🤖 AI Summary
This work addresses the challenge that large language models (LLMs) exhibit heterogeneous modules with uneven gradient noise distributions, causing conventional adaptive optimizers to struggle in balancing the optimization needs across modules and leading to slow convergence and training instability. To overcome this, the authors propose Module-level Learning Rate Scaling (MoLS), a novel optimizer design that incorporates module-wise signal-to-noise ratios (SNRs) for the first time. MoLS dynamically scales learning rates based on estimated gradient SNRs per module, enabling fully adaptive optimization without manual hyperparameter tuning. The method seamlessly integrates with Adam correction and memory-efficient training protocols. Experiments across multiple LLM benchmarks demonstrate that MoLS significantly accelerates convergence and improves generalization, matching or surpassing the performance of carefully hand-tuned, module-specific learning rate strategies.
📝 Abstract
The impressive performance of large language models (LLMs) arises from their massive scale and heterogeneous module composition. However, this structural heterogeneity introduces additional optimization challenges. While adaptive optimizers such as Adam(W) provide per-parameter adaptivity, they do not explicitly account for module-level gradient heterogeneity, resulting in slower convergence, suboptimal performance, or training instability.

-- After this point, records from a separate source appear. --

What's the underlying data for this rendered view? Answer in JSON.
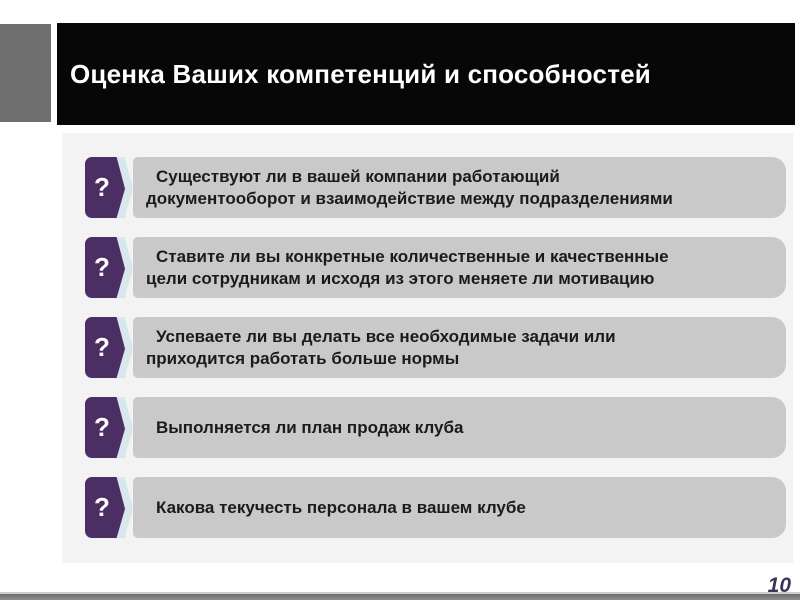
{
  "slide": {
    "title": "Оценка Ваших компетенций и способностей",
    "page_number": "10",
    "badge_glyph": "?",
    "questions": [
      {
        "text": "Существуют ли в вашей компании работающий\nдокументооборот и взаимодействие между подразделениями"
      },
      {
        "text": "Ставите ли вы конкретные количественные и качественные\nцели сотрудникам и исходя из этого меняете ли мотивацию"
      },
      {
        "text": "Успеваете ли вы делать все необходимые задачи или\nприходится работать больше нормы"
      },
      {
        "text": "Выполняется ли план продаж клуба"
      },
      {
        "text": "Какова текучесть персонала в вашем клубе"
      }
    ],
    "colors": {
      "title_bar_bg": "#070707",
      "title_text": "#ffffff",
      "accent_square": "#6f6f6f",
      "panel_bg": "#f3f3f4",
      "bar_bg": "#c9c9ca",
      "bar_text": "#1b1b1b",
      "badge_bg": "#4b2e63",
      "badge_halo": "#d7e7ec",
      "badge_glyph_color": "#ffffff",
      "footer_bar": "#777777",
      "page_number_color": "#3e3458"
    }
  }
}
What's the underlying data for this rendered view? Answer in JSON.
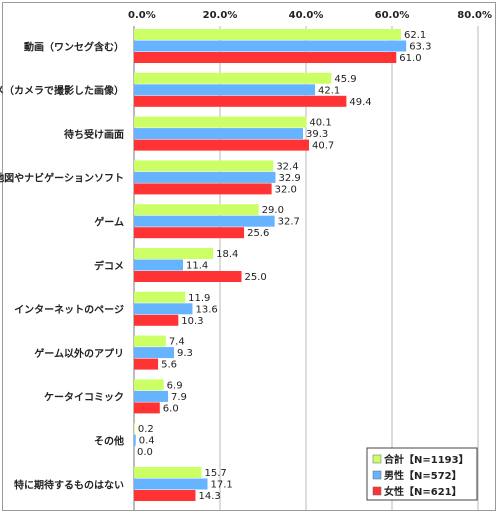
{
  "chart_data": {
    "type": "bar",
    "orientation": "horizontal",
    "title": "",
    "xlabel": "",
    "ylabel": "",
    "xlim": [
      0,
      80
    ],
    "ticks": [
      0,
      20,
      40,
      60,
      80
    ],
    "tick_labels": [
      "0.0%",
      "20.0%",
      "40.0%",
      "60.0%",
      "80.0%"
    ],
    "grid": true,
    "legend_position": "bottom-right",
    "categories": [
      "動画（ワンセグ含む）",
      "写メ（カメラで撮影した画像）",
      "待ち受け画面",
      "地図やナビゲーションソフト",
      "ゲーム",
      "デコメ",
      "インターネットのページ",
      "ゲーム以外のアプリ",
      "ケータイコミック",
      "その他",
      "特に期待するものはない"
    ],
    "series": [
      {
        "name": "合計【N=1193】",
        "color": "#ccff66",
        "values": [
          62.1,
          45.9,
          40.1,
          32.4,
          29.0,
          18.4,
          11.9,
          7.4,
          6.9,
          0.2,
          15.7
        ],
        "labels": [
          "62.1",
          "45.9",
          "40.1",
          "32.4",
          "29.0",
          "18.4",
          "11.9",
          "7.4",
          "6.9",
          "0.2",
          "15.7"
        ]
      },
      {
        "name": "男性【N=572】",
        "color": "#66b3ff",
        "values": [
          63.3,
          42.1,
          39.3,
          32.9,
          32.7,
          11.4,
          13.6,
          9.3,
          7.9,
          0.4,
          17.1
        ],
        "labels": [
          "63.3",
          "42.1",
          "39.3",
          "32.9",
          "32.7",
          "11.4",
          "13.6",
          "9.3",
          "7.9",
          "0.4",
          "17.1"
        ]
      },
      {
        "name": "女性【N=621】",
        "color": "#ff3333",
        "values": [
          61.0,
          49.4,
          40.7,
          32.0,
          25.6,
          25.0,
          10.3,
          5.6,
          6.0,
          0.0,
          14.3
        ],
        "labels": [
          "61.0",
          "49.4",
          "40.7",
          "32.0",
          "25.6",
          "25.0",
          "10.3",
          "5.6",
          "6.0",
          "0.0",
          "14.3"
        ]
      }
    ]
  }
}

Existing approaches typically rely on manually tuned module-specific learning rates or specific optimization strategies, which are computationally costly and difficult to generalize across tasks or models. To establish a more principled approach, we first analyze the noise-damping behavior of Adam in high-noise modules and introduce \textbf{Module-wise Learning Rate Scaling via SNR (MoLS)}. MoLS estimates module-level SNRs to scale Adam updates, allowing automated module-wise learning rate allocation without manual tuning. Empirical results through multiple LLM training benchmarks demonstrate that MoLS improves convergence speed and generalization, achieving performance comparable to carefully tuned module-specific learning rates, while remaining compatible with memory-efficient training algorithms.